Bilinmiyor. Ama çok büyük olasilikla bu insanlar saglikli beslenecegiz diye tavuk yiyorlardir, tavuktan aldiklari birtakim hormonlar var. Biz bu isin hormon kismini bilmiyoruz. Ama 8 ayda bu kadar büyütebiliyorsa danayi, mutlaka birtakim hormonal manipülasyonlar yapmak zorunda. Ya androjenle yapiyorlar bunu ya baska bir büyüme hormonuyla... Nitekim bir arkadasimiz 25 sene Hollanda’da tarim bakanliginda çalisti, “Hocam, özellikle Kurban Bayramlarinda hormonsuz hayvan yok. Hepsine büyüme hormonu veriyorlar. Hayvanlar sisiyor, pazara gönderiliyor” diyor.

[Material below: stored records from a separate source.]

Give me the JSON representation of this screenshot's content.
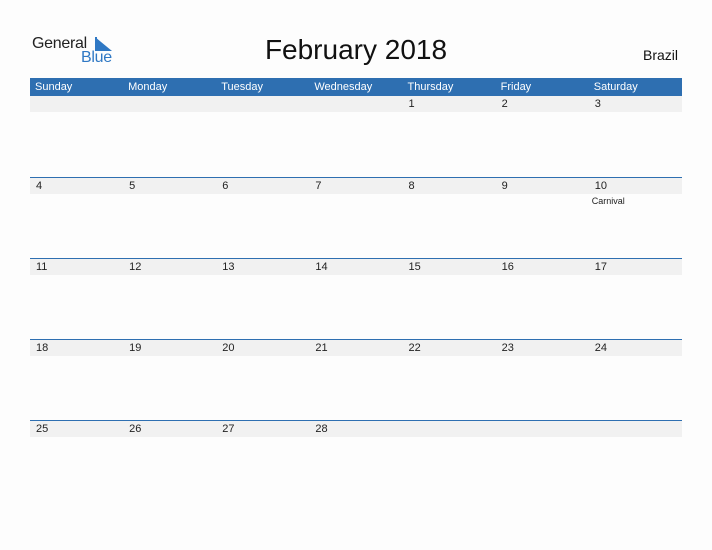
{
  "logo": {
    "word1": "General",
    "word2": "Blue"
  },
  "title": "February 2018",
  "country": "Brazil",
  "colors": {
    "accent": "#2e6fb1",
    "strip": "#f1f1f1"
  },
  "weekdays": [
    "Sunday",
    "Monday",
    "Tuesday",
    "Wednesday",
    "Thursday",
    "Friday",
    "Saturday"
  ],
  "weeks": [
    [
      {
        "day": ""
      },
      {
        "day": ""
      },
      {
        "day": ""
      },
      {
        "day": ""
      },
      {
        "day": "1"
      },
      {
        "day": "2"
      },
      {
        "day": "3"
      }
    ],
    [
      {
        "day": "4"
      },
      {
        "day": "5"
      },
      {
        "day": "6"
      },
      {
        "day": "7"
      },
      {
        "day": "8"
      },
      {
        "day": "9"
      },
      {
        "day": "10",
        "event": "Carnival"
      }
    ],
    [
      {
        "day": "11"
      },
      {
        "day": "12"
      },
      {
        "day": "13"
      },
      {
        "day": "14"
      },
      {
        "day": "15"
      },
      {
        "day": "16"
      },
      {
        "day": "17"
      }
    ],
    [
      {
        "day": "18"
      },
      {
        "day": "19"
      },
      {
        "day": "20"
      },
      {
        "day": "21"
      },
      {
        "day": "22"
      },
      {
        "day": "23"
      },
      {
        "day": "24"
      }
    ],
    [
      {
        "day": "25"
      },
      {
        "day": "26"
      },
      {
        "day": "27"
      },
      {
        "day": "28"
      },
      {
        "day": ""
      },
      {
        "day": ""
      },
      {
        "day": ""
      }
    ]
  ]
}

"ARKADASIM KIZINA YUMURTA YEDIRMEYI KESTI, ÇOCUK SAGLIGINA KAVUSTU"

- Vallahi yüregim daha fazla kaldirmayacak. Yazmak da lazim ama...

Insanlarin canlarinin sikilmasi gerekiyor, yürekleri kabaracaksa kabaracak biraz, ama gerçekleri ögrenmeleri lazim. Geçen haftalarda bir arkadasim anlatti. Çok hazin bir örnek. 10 yasindaki kizinin bacaklarinda tüylenme sorunu baslamis. Doktor doktor dolastirip bir sonuç alamayinca, “Ya biz bu çocuga ne yediriyoruz ki böyle oluyor” demisler. Ve geldikleri nokta yumurta olmus. “Her gün bir yumurta veriyorduk, kestik ve tüylenme geçti. Ondan sonra organik yumurtaya döndük, bir sorun kalmadi” diyor.

- Yumurtada ne var ki?

Günde iki-üç defa yumurtlatabilmek için tavuga mutlaka bir sey yapmak zorundasiniz. Çünkü bu kadar yumurtlama hayvanin dogasinin disinda bir sey.

- O yüzden kiz çocuklari erken adet görmeye basladi, erkek çocuklarin gögüsleri büyüyor...

Evet. Korkunç bir gidis var. Bu memleketin beslenmesinin düzelmesi gerekiyor. Büyük hastaneler açarak kanser vakalarini önleyemeyiz. Erken tani yöntemlerini gelistirerek önlenebilecek bir sey degil kanser. Beslenmemizin düzelmesi gerekiyor. Yedigimiz yumurtadan hormon aliyoruz, süt zaten süt degil, yogurt desen öyle... Bir yandan tarim ilacini bol miktarda aliyoruz. Bu sekilde beslenen vücut bir kere böyle beslense bunu karsilar, iki kere beslense yine karsilar, ama tek seçenek bu oldugu zaman hastalik kaçinilmazdir. Kanserler patladi. Batman’dan çiftçi telefon ediyor, altinci düsügü yapmis esi... Kars’tan genç bir köylü telefon ediyor, kanser... Marketten aliyormus tavugu, çünkü Kars’ta kus gribi hikâyesinden sonra 2.5 milyon köy tavugu yakilinca ellerinde tavuk kalmadi...

"GIDIS IYI DEGIL"

- Nasil öyle bir sey yapabildik? Tavuklari canli canli topraga gömdük, yaktik. Bunun günahi bile bize yeter?


Inanilmaz bir hezeyandi o... Bütün tavuklari yaktik. Birkaç yil sonra ayni hezeyan bu kez domuz gribi olarak geri geldi. Ne zaman bu hezeyan bitti? Basbakanimiz, “Ben domuz gribi asisi olmuyorum!” dedigi zaman. Saglik Bakani’ni kandiriyorlar. Ne oluyormus? Asida Avrupa’ya örnek oluyormusuz! Hadi canim! Su anda millette çok ciddi böbrek hasari var. Çünkü diyaliz merkezlerinin artmasindan bunu görebiliyoruz. Bunun en önemli nedeni; dogru beslenmiyor olusumuz. Yok iste, çok sigara içti de, ortam kötü de... Bunlarla açiklayamazsiniz. Çünkü bu tarim ilaçlarinin böbrek toksisitesi yaptigi biliniyor. Kesinlikle Basbakan’in bizzat tarim ve gida isine de el atmasi lazim! Yoksa bu gidis hiç iyi bir gidis degil!